For the moment, it seems that this will also continue to be the case for international soccer games elsewhere. I asked what purpose this rather pathetic display of nationalism serves. As far as I can see, it serves no purpose at all -- no positive purpose, that is. It enlivens and inspires the fans, maybe? Please, pull the other one. If the fans at an international game need a national anthem to remind them of why they're there and which team they came to support ... what kind of fans are those?
But from the negative point of view, the anthems offer a great opportunity to vent spleen and general nastiness on the opposing team, and their fans and, of course, on their country.
Hence the booing and the general desire of fans to make a lot of rude noises when the other team's anthem starts up. And when one group of fans does it, it's more than likely that their opposing fans will respond in kind.

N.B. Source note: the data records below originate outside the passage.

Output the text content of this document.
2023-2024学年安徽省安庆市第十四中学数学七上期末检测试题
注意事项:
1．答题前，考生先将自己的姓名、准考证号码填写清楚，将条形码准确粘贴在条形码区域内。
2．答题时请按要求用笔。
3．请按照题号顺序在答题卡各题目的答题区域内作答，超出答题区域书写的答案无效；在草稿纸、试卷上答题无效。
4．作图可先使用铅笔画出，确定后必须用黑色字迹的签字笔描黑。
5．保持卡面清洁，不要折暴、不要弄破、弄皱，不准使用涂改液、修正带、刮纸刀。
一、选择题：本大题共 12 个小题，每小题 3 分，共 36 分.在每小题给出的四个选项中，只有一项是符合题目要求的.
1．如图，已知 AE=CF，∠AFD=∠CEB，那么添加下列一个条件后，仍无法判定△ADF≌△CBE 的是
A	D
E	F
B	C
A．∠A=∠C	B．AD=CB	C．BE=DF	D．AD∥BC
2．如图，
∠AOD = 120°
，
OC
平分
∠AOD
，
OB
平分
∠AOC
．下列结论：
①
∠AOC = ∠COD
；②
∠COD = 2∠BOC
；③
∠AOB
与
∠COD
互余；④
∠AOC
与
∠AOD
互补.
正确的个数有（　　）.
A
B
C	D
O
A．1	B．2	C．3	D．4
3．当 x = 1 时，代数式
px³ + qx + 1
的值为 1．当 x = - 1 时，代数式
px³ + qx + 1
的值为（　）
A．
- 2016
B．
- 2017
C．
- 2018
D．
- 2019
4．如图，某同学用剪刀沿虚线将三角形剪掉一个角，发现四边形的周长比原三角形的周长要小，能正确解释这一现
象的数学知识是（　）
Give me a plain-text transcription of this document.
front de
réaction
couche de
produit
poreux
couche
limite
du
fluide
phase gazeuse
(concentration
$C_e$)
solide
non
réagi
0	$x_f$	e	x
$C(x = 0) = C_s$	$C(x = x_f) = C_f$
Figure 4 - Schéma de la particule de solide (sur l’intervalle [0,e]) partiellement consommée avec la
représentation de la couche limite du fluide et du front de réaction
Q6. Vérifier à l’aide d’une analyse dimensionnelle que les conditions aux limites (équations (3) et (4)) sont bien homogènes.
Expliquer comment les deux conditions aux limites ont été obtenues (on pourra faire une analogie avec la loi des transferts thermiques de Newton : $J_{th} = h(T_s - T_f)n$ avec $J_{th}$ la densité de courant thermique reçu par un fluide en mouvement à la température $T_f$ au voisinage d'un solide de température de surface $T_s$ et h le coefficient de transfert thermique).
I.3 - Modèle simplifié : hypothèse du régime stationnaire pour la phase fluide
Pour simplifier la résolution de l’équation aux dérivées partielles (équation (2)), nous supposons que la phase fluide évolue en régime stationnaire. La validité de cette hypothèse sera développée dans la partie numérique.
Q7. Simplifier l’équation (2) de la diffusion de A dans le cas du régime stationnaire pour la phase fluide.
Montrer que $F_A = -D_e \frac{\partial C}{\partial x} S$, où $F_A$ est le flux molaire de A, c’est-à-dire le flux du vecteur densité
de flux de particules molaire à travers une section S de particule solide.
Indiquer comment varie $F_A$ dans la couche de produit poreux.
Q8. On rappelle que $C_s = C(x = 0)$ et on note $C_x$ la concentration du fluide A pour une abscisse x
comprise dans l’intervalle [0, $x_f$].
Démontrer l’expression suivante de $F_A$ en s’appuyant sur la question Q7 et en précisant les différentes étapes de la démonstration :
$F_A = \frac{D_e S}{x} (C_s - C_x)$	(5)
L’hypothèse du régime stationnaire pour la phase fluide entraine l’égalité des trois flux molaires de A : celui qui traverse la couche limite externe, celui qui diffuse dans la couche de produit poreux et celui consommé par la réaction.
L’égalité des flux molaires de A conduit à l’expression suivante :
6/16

Which would be all good clean fun, merely a sign of a highly competitive game in a great atmosphere -- if it weren't for the fact that anthems are considered sacrosanct, that they are a delicate commodity that must not be treated in the rough-and-ready, robust way that everything else at a soccer game has to put up with. That alone should indicate that anthems, with their almost religious atmosphere, and the super-sensitivity that surrounds them, do not belong in raucous stadiums. They are virtually bound to be treated with disrespect.
Three years ago, FIFA boss Sepp Blatter made a straightforward, very sensible comment on the matter, after a home-and-home World Cup qualifying series between Switzerland and Turkey had seen both anthems take a battering. Said Blatter: "That was so disrespectful and a slur on a nation's pride. It makes me wonder if it makes any sense continuing to play national anthems." He added that FIFA would look into the possibility of discontinuing the practice.
No move has been made, so the tragi-comedy goes on, and here comes French Sports Minister Roselyne Bachelot bustling her self-important way on to the scene, furious that La Marseillaise was booed before a recent France vs. Tunisia exhibition game -- at the Stade de France in Paris, no less. So we got a stern lecture: "Government members will immediately leave the arena where our national anthem has been whistled. Any match when our national anthem is whistled will be stopped immediately."
Talk about keeping politics out of soccer! To his enormous credit, UEFA president and former French star and idol Michel Platini, quickly condemned the idea as absurd. He was then told -- by the politicians -- to butt out, and that he should stick to soccer matters.
Which is exactly right. But that's what he is doing, because this is a soccer matter. The fans do not turn up in their tens of thousands because an anthem is being played. They're there to see a soccer game. The occasion is a soccer occasion. It is the politicians who should stick to politics, and stay out of soccer. But as long as anthems are played, the politicians will always feel obliged to put in their 10 cents worth -- whether it's government ministers or a politician who seizes on an opportunity to score points. In this case, Jean-Marie Le Pen, leader of the French far-right National Front, was quick to announce that the booing -- assumed to be by Tunisian fans -- was proof that the "integration of foreign masses to our culture is a failure as it is a utopia."
Platini is right about the absurdity. But he is in a position to keep the politicians out of soccer, by putting some steel into his words and simply having UEFA ban anthems at all of its games. Were he to do that, could FIFA lag behind?